Patting the Head vs Padding the Pockets
There are many forms of currency. The dollar, the euro, the yen, and many more across the world. But did you know that there is one currency that is universal? You can use it in every country on every continent. It is rarely spoken about. Strangely, you can’t purchase even one stick of gum with it. But it is perhaps the most prolific currency in the entire history of the world. And the most insidious. A currency that has almost ZERO monetary conversion value. Its conversion lulls recipients into a false sense of security. It is warm and fuzzy. You may feel drowsy and unable to operate heavy machinery under its effects.
Femme Filers, I give you: Emotional Currency. For the sake of this conversation, let’s call this currency “Pats.” Made popular in the 1960s when women started to really cross into the workspaces and at its real takeoff in the 1980s when women moved out of the Pink Ghetto (Baby Boom w/Diane Keaton reference – look up this movie!) and into the conference room at alarming rates.
Its wafting and intoxicating scent can leave you feeling you can jump through flaming hoops.
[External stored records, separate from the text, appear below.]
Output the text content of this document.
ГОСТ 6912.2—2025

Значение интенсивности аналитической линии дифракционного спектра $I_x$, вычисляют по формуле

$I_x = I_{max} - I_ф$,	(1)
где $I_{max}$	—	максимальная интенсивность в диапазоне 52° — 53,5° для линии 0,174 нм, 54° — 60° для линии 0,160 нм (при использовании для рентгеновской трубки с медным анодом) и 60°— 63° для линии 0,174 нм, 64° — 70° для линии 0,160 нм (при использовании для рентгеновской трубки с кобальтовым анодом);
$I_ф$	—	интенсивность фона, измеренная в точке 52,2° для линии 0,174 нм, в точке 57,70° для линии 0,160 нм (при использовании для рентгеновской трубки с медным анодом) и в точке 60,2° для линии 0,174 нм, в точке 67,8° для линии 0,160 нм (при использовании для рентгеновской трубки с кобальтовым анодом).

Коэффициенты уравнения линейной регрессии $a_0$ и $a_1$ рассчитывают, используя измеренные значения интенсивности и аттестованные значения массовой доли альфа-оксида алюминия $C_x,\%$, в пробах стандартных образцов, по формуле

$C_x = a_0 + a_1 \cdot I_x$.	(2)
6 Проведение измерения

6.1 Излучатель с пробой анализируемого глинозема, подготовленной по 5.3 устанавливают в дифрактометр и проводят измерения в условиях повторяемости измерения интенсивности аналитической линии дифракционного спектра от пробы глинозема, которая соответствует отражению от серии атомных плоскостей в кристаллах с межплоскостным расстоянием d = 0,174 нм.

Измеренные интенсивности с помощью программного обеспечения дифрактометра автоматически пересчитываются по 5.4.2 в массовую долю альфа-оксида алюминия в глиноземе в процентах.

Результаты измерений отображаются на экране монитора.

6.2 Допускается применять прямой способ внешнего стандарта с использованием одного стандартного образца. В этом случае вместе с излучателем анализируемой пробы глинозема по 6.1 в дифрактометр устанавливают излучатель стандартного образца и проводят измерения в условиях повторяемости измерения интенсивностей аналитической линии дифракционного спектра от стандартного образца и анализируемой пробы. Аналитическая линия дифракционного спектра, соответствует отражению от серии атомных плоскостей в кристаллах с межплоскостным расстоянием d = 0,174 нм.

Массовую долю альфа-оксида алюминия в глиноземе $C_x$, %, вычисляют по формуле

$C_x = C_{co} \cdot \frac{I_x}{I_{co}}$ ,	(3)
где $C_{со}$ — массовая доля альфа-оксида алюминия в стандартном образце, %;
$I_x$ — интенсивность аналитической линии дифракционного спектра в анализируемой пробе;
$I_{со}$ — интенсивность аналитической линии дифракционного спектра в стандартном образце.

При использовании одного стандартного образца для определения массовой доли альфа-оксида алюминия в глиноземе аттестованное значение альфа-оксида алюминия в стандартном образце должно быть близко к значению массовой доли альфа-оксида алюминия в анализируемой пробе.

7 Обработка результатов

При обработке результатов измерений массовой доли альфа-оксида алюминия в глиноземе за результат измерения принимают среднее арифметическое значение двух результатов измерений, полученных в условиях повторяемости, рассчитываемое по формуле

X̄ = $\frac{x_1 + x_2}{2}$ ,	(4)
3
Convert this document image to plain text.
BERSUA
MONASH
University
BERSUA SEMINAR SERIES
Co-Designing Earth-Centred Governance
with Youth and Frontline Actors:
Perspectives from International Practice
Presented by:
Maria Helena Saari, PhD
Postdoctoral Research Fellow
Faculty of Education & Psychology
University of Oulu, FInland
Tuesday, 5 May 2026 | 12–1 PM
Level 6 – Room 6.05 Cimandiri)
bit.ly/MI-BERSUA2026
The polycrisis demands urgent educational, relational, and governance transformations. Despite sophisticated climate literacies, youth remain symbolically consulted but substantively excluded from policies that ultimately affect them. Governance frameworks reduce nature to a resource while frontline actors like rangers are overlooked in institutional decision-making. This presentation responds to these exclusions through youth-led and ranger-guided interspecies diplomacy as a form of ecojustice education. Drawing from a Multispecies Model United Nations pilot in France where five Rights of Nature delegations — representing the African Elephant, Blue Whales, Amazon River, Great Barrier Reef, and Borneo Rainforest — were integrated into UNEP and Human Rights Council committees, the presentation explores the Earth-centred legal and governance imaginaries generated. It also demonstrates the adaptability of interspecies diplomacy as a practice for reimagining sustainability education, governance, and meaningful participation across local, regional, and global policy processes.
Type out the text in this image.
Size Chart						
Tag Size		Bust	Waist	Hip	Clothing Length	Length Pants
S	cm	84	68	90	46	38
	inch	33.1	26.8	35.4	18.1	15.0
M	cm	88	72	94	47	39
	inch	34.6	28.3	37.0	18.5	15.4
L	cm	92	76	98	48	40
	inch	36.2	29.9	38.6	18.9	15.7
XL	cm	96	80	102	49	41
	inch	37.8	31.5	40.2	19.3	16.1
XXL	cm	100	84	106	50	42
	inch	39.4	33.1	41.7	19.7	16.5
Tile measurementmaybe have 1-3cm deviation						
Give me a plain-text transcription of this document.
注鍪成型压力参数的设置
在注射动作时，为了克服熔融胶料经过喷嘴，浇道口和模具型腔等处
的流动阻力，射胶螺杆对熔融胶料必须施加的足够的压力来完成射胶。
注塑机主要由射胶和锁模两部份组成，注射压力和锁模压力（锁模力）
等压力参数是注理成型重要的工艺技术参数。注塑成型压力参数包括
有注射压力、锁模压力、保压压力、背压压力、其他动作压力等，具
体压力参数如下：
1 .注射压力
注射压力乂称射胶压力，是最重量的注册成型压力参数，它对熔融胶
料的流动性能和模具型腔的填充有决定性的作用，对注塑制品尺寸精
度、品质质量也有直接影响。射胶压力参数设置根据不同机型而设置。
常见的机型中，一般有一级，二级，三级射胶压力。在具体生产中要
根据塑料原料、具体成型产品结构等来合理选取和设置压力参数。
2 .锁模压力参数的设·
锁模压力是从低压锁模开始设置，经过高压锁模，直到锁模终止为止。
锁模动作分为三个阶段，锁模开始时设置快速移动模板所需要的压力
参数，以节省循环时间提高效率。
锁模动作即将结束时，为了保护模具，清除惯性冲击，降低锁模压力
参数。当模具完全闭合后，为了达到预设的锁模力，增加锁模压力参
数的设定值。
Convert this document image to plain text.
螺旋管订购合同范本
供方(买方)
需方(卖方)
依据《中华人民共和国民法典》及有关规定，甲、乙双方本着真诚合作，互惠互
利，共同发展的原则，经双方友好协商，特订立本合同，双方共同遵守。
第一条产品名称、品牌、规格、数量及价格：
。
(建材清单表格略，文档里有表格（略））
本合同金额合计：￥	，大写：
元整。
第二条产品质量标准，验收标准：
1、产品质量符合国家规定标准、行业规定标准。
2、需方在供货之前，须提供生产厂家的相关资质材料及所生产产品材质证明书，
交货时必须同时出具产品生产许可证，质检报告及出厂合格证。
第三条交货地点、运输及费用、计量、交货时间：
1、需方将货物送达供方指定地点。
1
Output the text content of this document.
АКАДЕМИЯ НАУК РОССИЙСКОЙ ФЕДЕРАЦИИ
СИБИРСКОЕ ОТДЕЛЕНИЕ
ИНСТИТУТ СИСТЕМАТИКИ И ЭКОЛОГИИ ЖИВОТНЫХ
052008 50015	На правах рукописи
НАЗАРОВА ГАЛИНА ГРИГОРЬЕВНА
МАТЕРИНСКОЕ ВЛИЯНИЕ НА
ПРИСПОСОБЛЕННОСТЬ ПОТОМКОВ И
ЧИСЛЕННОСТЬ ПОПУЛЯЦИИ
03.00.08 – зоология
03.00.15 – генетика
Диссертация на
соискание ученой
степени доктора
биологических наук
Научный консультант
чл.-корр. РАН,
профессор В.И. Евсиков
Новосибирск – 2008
Into a 12- foot-deep pool of Great White Sharks. The euphoric serotonin producing scent can make its receiver feel like working 20 out of 24 hours in a herculean effort to be the first one in under a deadline. It lures one into believing that they are THE most special being in the world. It can cause one to overestimate their true value in the eyes of the Converter. It is blinding in its brilliance.
Perhaps the most puzzling of this currency is its ratio of conversion. One “Pat” can pay for many hours of overtime. Two “Pats” can buy contemporaneous amounts of additional duties. Five or more “Pats” in a small period could get a “lifetime” of loyalty (Disclaimer: Spans of time may change as the effects of Emotional Currency wear off).
The nauseating truth is that no true currency is exchanged. All the actions/reactions that Emotional Currency elicits have no real value to the recipient. In the end, you get nothing. The most you get is a hangover. With sober clarity comes the reflection of what happened. Do you feel like a sell out?
For the more deluded purveyor of Emotional Currency, one might believe that it’s a two-way street. That they are somehow converting these “Pats” back into some more tangible reward that later will be awarded for all the work. But this isn’t a mortgage. You don’t get to own anything at the end. In fact, you may feel like you gave something away.
But do not fear, my Lovelies! For we have ALL had pockets of “Pats” at one time or another.
The first step is recognizing when someone is trying to pay you in “Pats.” Look for the signs. The overexcited email ending in exclamations points that exclaim what a wonder you are and how on earth could you have come up with something so very efficient. Winks across the boardroom after you have shared your view on an issue that the room has been taxed with solving. The elusive “You take better notes than any of us” in a room full of your contemporaries – that is the three-“Pat” equivalency.
The interesting part is what happens when you stop putting them in your pocket. What happens when the person doing the converting starts realizing that the bank isn’t operating the same as always? They scramble to try and figure out what will work, and it is almost comical to watch.
Let’s be clear. I am not saying that every compliment or kudos is part of this currency exchange. At its core, the word currency is about circulation. Are “Pats” circulating through your bank? Look – you ARE every bit the wonderful ultimate supreme. I believe you are. This is more about the Converter’s desire to use ONE form of currency. If this is the case, ask yourself a very scary question: Why am I being paid in “Pats” over dollars?
If you’re getting both then that is AMAZING! But that is not the reality for many. Take a step back. Have a look. Smack yourself into a reality check.
If your bank is good to take multiple currencies… always make sure the one that converts most often is RESPECT. Aretha said so.